Beatriz Yuste plays Samira with an insolent charm, and she balances out Charlottle Gowdy’s brash, headstrong Tabatha; their exchanges are witty and endearing. Salvatore Antonio successfully hams it up as the officer, although his French accent is somewhat muddled. A dance scene with the two veiled women is funny, but a touch too long.
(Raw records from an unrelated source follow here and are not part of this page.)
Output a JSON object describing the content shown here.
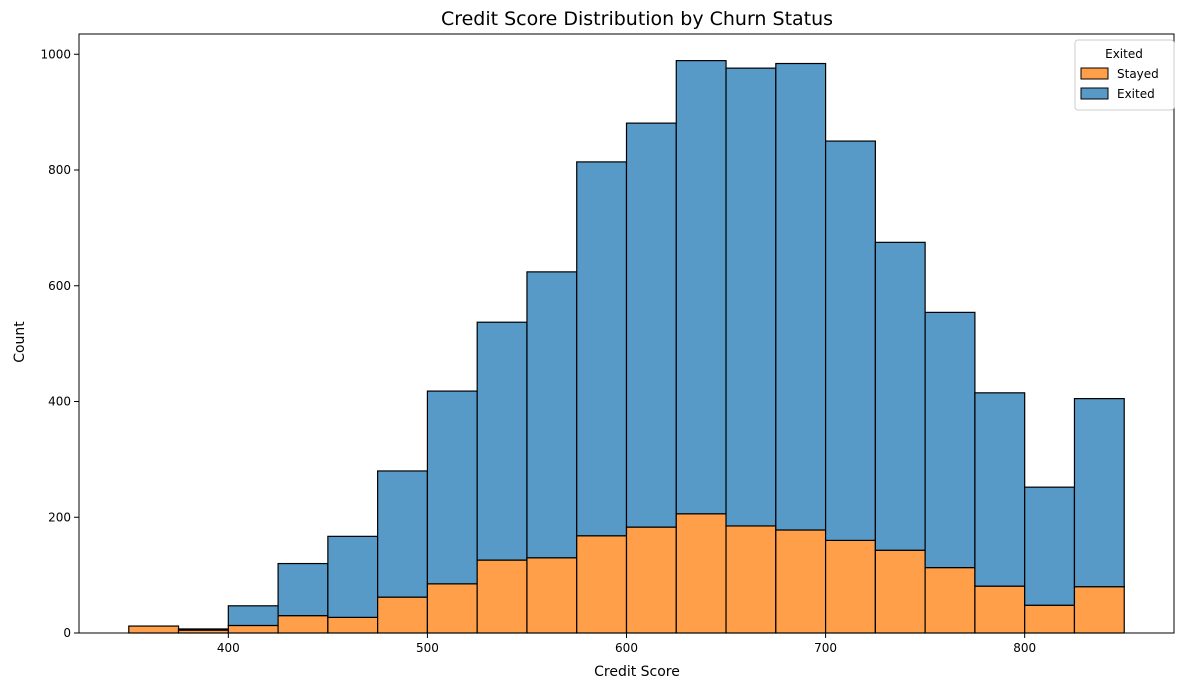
{
  "chart_data": {
    "type": "bar",
    "stacked": true,
    "title": "Credit Score Distribution by Churn Status",
    "xlabel": "Credit Score",
    "ylabel": "Count",
    "xlim": [
      325,
      875
    ],
    "ylim": [
      0,
      1035
    ],
    "xticks": [
      400,
      500,
      600,
      700,
      800
    ],
    "yticks": [
      0,
      200,
      400,
      600,
      800,
      1000
    ],
    "bin_edges": [
      350,
      375,
      400,
      425,
      450,
      475,
      500,
      525,
      550,
      575,
      600,
      625,
      650,
      675,
      700,
      725,
      750,
      775,
      800,
      825,
      850
    ],
    "series": [
      {
        "name": "Stayed",
        "color": "#ff9f4a",
        "values": [
          12,
          5,
          13,
          30,
          27,
          62,
          85,
          126,
          130,
          168,
          183,
          206,
          185,
          178,
          160,
          143,
          113,
          81,
          48,
          80
        ]
      },
      {
        "name": "Exited",
        "color": "#5799c7",
        "values": [
          0,
          2,
          34,
          90,
          140,
          218,
          333,
          411,
          494,
          646,
          698,
          783,
          791,
          806,
          690,
          532,
          441,
          334,
          204,
          325
        ]
      }
    ],
    "legend": {
      "title": "Exited",
      "placement": "top-right",
      "entries": [
        "Stayed",
        "Exited"
      ]
    },
    "grid": false
  }
}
Overall, this denunciation of France’s obsession with the niqab (inspired by a column by the Globe and Mail’s Tabatha Southey) asks the right questions and answers them with flair and physical humour.

(Desmond Cole)

Petrichor
Kitchenband Productions

Henry Adam Svec in Petrichor. Photo by Marcel St. Pierre.

PERFORMANCES:
Friday, August 17, 7:30 p.m.
Saturday, August 18, 12 p.m.
Sunday, August 19, 7:30 p.m.

VENUE:
Factory Theatre (125 Bathurst Street)

Petrichor is the word for the smell of rain on dry earth. Beyond this boost to your vocabulary, the new musical from Kitchenband offers an elegiac window into the lives of migrant Mennonite workers in Canada. The plot revolves around your classic West Side Story romance with Maria, a Mennonite, but the real draw is the music. Performed on a series of improvised ‘junkstruments’ that double as farm equipment, Petrichor‘s songs are solemn bluegrass odes to the stark beauty of the rural Canadian landscape. There are no toe-tapping dance numbers to be found, but the music (composed by cast members Henry Adam Svec and Andrew Penner) taps into a profound sadness that lingers with you long after the lights have come up.

(Ryan West)

Ajax (por nobody)
Hot House Theatre

A scene from Ajax (por nobody). Photo by Angela Besharah.

PERFORMANCES:
Saturday, August 18, 2 p.m.
Sunday, August 19, 9:30 p.m.

VENUE:
Theatre Centre (1087 Queen Street West)

Playwright Alice Tuan, fresh out of graduate school, wrote Ajax (por nobody) out of frustration, intentionally composing something as obscene and un-producible as she could imagine. Director Zack Russell, 14 years later, saw the now notorious script as a challenge, and found Toronto actors brave enough to bring it to life. The result is absurd and graphic, though the show gradually builds to its violent, messy, full frontal climax. Where other SummerWorks shows only imply subjects like incest or hint at death offstage, Ajax brings it all casually to the fore, exploring the depths of obscenity—though there’s less pervasive nudity and violence then you might think. Another wrinkle: most of what happens is between consenting adults, in a vaguely Hollywood and casually pornographic adult waking dream (or nightmare). All four of the actors are fearless, and nuanced in their performances, but it’s David Christo who leaves the most indelible mark, as arguably the most innocent character who descends to the most depraved depths.

Steve Fisher

CORRECTIONS: The above photo for FRANCE, or the Niqab is credited to Keith Barker, not Old Pirate Productions. The show time for Ajax (por nobody) on Sunday, August 19 is 9:30 p.m., not 7 p.m. Both of these have been corrected, above.